Disease and operation indexes should be modified to meet the needs of the institutions they serve. The indexes basically need to contain only two items of information the medical records number and the disease or operative codes. The indexes should provide sufficient detail to comply with required medical and statistical reports and requests. Anticipated special requests for information may be easily incorporated into indexing procedures and promptly retrieved at the appropriate time.

Physicians Index:
The physician index provides a record of the patients he has treated for every medical staff member. Entries on physicians index cards usually list the name and medical records number of the patient, but may include other data such as the hospital service which treated the patient, and audit or utilization review proceedings. It may also indicate those cases for which a physician served as surgeon or consultant, the end results of hospitalization, and any other information which might be desirable. In addition to physicians use of the indexes, numerous requests for patient care data are received from hospital administrators and authorized personnel, planning agencies, educational programs, and health care agencies and organizations.

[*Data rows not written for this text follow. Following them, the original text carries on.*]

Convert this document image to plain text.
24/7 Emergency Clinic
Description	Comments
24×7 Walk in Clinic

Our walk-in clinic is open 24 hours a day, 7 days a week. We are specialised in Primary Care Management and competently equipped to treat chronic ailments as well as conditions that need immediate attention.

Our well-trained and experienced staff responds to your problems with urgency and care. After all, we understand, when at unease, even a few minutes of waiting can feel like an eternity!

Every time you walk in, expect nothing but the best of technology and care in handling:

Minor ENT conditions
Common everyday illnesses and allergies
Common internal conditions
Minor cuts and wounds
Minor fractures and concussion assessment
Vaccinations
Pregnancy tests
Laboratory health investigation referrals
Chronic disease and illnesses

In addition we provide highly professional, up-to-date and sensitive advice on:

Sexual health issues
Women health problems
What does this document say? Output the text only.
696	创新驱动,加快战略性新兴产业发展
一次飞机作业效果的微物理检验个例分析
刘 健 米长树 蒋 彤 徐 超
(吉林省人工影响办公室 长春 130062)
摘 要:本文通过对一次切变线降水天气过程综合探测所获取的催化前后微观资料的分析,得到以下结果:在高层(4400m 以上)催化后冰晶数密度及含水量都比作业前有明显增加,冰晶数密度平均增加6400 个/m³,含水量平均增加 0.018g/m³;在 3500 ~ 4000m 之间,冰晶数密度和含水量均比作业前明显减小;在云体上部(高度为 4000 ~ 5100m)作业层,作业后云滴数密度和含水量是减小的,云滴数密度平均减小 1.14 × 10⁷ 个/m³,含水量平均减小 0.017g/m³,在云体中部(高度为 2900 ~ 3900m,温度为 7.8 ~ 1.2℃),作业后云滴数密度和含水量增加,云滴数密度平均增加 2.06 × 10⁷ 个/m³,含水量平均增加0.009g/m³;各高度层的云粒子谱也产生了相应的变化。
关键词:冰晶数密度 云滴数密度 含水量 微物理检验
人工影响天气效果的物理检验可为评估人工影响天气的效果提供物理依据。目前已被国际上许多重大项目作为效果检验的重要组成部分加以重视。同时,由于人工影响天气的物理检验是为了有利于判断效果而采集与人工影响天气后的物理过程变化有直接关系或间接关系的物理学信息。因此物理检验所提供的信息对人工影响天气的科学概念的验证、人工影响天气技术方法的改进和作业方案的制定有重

Filing Equipment for Manual Indexes:
Small indexes may be conveniently filed in visible filing equipment where the titles of all cards are visible because the edge of one card projects the width of one line beyond the edge of the previous card. The cards may be inserted in pockets which have a celluloid edge, hinged to card holders, or hung from rods. Such files enable the indexing clerk to quickly locate a desired index card. Errors made while filing cards are minimal because all card titles are readily visible. In vertical indexes, cards stand upright in the file. It is necessary to place guides throughout the file to aid the clerk in finding a desired index card. Special tags which facilitate rapid card location may be attached to those index cards which are used frequently. Because vertical files required less space than do visible files, they are more suitable for large indexes.

Indexing Control:
There must be some method for ensuring that every record is indexed. If the indexing is done before the records are sent to the incomplete file, a complete days disposed or discharged record may be put on the indexing persons desk at one time. Indexing may be done after the physician has completed the record and it has been checked for completion by medical record personnel. Indexing at that time is the last step before the record is sent to the permanent file. Incorrect coding, as well as incorrect indexing, results in a loss of research material. Ideally one or two persons can be appointed exclusively to do all the indexing as this fixes responsibility for the work and should result in a more consistent index.

Quality Control:
Diagnosis and operation code are not simply used to provide data for physicians research. Once an appropriate classification system has been chosen and implemented in a health care facility, it is extremely important that continuous internal quality control measures are used to ensure the accuracy of the collected information. Because of the vast usage of recorded information, it is essential that coded diagnoses and operations are accurate and readily retrievable. The codes used should describe the patients condition and treatment as definitively as the classification system will allow. Classification of diseases and operations should be accurate in three areas individual codes should correctly classify patient information according to the classification system used. The collection of code numbers for each patient should reflect the totality of his medical condition at the time of treatment. Finally, the code numbers must be assigned in proper sequence to reflect the principal reason for the episode of care and any contributing secondary diagnoses and operations.